So weird I didn’t think of that.
The house we’ve been renting is going to be sold, so we are house hunting. It’s going… let’s say slowly. We’ve only been looking for a couple of weeks, though. Maybe what I mean is there’s not a lot of momentum to this move, yet.
There are dishes to wrap and frames to un-hang and curtains to take down and clothes to pack, so instead I am mostly cleaning out the garage and giving away old books. Then I drive around aimlessly thinking: I wonder what it’s like to live in THIS neighborhood?
“Will there be bunnies at our new house?” Eli asks, because sometimes we see wild rabbits in the neighbor’s yard.
“We’ll have to see,” I say. “I don’t know what kind of animals there will be.”
“Maybe crocodiles! Maybe giant turtles. Maybe OCTOPI.”
Yes. That is very likely. If we move to the lost city of Atlantis.
The big question now is something like: do we exchange this house for a similar one, of a similar size, in a similar-but-different neighborhood? Or do we want something else? A smaller house? A bigger one? Urban? Rural? SWIMMING POOL?

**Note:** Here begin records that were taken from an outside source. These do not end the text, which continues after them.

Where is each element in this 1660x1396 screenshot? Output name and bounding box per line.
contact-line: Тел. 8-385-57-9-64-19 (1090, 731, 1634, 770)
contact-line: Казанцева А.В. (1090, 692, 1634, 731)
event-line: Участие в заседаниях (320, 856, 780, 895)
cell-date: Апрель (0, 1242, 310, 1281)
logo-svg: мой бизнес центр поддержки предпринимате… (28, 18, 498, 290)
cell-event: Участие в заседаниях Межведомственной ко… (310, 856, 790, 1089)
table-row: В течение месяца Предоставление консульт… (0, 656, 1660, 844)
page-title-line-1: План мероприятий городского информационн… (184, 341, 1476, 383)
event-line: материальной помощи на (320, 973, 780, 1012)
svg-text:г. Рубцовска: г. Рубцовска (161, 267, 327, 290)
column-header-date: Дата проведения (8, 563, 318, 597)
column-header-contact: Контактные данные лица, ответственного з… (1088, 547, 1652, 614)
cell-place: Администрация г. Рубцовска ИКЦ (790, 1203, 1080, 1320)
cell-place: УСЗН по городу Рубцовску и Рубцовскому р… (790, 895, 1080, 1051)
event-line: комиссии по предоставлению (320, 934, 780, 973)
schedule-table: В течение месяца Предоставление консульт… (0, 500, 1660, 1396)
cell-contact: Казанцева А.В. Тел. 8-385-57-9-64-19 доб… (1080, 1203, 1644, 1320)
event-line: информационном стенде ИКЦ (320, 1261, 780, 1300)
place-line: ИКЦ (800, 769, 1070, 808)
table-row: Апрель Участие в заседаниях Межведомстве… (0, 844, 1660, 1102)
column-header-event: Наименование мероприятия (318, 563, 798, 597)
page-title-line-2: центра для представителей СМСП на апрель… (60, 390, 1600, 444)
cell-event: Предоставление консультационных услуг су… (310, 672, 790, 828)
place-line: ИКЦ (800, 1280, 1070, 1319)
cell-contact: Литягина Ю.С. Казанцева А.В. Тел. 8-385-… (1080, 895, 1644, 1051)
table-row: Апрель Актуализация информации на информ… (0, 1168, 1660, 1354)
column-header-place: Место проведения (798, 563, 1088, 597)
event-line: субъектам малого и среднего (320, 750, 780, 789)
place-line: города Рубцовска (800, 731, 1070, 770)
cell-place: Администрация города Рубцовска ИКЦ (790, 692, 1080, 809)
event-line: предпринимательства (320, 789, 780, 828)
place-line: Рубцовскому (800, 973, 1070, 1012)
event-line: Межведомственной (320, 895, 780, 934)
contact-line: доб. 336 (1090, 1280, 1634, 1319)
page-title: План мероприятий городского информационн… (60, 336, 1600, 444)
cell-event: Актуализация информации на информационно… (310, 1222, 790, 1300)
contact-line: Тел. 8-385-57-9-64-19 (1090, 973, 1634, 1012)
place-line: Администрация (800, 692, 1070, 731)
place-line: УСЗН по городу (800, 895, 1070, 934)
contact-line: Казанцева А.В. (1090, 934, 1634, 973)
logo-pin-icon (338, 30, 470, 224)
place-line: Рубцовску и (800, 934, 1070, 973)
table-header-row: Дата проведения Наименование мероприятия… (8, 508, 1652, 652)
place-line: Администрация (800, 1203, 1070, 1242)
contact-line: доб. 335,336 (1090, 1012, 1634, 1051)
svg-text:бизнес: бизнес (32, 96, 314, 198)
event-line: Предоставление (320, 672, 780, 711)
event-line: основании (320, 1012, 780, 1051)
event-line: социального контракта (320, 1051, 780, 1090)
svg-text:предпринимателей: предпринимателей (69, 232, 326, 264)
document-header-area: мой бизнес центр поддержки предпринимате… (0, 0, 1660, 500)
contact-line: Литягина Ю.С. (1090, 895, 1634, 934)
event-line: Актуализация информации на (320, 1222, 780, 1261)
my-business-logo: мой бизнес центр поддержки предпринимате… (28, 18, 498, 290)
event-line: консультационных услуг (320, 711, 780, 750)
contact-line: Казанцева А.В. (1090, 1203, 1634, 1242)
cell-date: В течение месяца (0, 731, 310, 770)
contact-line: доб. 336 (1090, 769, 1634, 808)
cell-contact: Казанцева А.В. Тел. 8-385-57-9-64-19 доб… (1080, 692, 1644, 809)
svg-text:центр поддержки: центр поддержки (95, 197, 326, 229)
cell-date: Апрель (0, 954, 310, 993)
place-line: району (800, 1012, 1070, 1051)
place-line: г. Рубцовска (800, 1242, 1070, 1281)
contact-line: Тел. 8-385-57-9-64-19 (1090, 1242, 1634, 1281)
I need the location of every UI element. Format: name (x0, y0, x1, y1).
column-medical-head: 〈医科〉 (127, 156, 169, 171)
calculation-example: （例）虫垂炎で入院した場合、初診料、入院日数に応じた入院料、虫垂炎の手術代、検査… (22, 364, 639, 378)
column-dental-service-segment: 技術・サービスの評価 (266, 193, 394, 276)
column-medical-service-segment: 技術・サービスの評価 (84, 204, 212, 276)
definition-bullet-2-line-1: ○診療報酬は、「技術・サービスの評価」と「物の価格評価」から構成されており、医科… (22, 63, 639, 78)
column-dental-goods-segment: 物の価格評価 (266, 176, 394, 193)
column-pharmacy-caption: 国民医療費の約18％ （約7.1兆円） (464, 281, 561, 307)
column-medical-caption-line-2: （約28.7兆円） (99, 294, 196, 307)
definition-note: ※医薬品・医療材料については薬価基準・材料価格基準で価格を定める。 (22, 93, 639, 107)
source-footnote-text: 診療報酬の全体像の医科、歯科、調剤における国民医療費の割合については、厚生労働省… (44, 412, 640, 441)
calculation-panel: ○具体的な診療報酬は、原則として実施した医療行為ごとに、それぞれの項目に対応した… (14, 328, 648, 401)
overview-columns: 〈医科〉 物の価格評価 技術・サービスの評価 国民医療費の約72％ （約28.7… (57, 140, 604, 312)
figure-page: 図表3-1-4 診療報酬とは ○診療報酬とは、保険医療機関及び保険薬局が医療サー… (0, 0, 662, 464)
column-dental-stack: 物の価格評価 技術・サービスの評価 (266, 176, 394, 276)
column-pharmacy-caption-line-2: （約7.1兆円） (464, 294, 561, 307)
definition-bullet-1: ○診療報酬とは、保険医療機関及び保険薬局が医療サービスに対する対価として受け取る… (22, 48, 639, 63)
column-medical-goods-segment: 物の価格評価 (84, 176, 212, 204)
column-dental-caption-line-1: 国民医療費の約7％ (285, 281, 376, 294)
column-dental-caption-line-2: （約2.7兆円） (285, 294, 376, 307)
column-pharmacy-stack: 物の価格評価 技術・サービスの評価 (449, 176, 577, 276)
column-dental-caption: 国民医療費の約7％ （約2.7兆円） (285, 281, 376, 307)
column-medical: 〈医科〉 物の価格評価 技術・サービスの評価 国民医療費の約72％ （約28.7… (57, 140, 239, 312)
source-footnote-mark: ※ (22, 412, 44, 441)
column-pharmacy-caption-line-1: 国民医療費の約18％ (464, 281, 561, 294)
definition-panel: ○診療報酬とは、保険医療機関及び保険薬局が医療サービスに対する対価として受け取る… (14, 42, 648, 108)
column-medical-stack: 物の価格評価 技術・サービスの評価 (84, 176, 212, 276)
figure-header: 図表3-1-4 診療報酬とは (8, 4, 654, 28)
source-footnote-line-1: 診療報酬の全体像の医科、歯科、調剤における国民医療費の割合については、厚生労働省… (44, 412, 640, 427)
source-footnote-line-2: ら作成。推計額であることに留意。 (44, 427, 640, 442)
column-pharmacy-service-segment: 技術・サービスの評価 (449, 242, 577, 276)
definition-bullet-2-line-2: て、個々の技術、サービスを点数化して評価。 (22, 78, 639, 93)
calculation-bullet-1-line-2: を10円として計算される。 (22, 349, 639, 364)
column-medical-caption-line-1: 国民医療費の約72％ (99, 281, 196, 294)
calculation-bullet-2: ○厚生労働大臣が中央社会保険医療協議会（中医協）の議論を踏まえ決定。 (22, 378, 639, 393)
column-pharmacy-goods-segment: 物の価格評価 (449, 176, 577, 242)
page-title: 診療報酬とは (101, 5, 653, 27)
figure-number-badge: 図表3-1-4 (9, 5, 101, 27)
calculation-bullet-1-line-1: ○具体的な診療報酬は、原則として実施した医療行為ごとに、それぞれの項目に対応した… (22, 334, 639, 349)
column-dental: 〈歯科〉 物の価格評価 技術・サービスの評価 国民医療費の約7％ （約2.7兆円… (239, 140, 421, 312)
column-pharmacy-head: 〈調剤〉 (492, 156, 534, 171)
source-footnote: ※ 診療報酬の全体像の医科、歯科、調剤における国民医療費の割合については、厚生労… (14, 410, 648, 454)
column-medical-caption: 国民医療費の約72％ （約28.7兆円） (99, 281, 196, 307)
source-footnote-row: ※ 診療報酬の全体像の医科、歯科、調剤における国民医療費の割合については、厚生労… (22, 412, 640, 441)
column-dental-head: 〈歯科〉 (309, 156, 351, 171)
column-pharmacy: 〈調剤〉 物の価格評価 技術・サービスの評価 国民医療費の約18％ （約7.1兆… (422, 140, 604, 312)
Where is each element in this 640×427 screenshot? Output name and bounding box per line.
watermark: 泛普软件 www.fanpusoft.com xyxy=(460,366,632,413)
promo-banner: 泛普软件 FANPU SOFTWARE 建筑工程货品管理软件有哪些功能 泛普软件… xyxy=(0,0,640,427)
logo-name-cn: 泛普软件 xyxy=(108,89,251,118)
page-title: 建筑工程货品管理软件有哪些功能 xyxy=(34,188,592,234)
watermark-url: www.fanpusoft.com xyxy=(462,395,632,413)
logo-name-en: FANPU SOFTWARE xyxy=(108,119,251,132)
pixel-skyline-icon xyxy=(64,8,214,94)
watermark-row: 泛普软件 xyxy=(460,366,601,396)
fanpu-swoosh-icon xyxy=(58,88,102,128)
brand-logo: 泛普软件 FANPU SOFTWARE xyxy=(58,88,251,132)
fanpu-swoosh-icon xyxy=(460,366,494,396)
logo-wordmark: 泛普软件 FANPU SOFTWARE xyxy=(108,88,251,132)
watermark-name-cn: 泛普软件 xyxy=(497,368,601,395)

Maybe we are the kind of people who live in a loft downtown, and we just haven’t realized it yet.
Last month, all I was searching for was thrift store bunk beds. Now I’m on the lookout for a whole new LIFE. Or okay HOUSE. I guess it’s not the same.
A pair of sparrows nested over our front door this spring, and the baby birds finally hatched yesterday. If we move away too soon we might not see them grow, the older children tell me.
But you know how these things go. It doesn’t take long. They get their bearings, gather up their feathers, and then one day: whoosh. They’ve flown.
Even though they know that nest.
It’s comfortable, like an old sweater. A sweater that pills and has a very small hole in the elbow. It’s not perfect, but it’s familiar.
They’ll go somewhere else, and it will be different and strange, until that becomes familiar, too.
It’s only a nest. It’s a mass of sticks. It’s not the thing with feathers.
That, they take with them.
“Make it ours,” he says — and we will.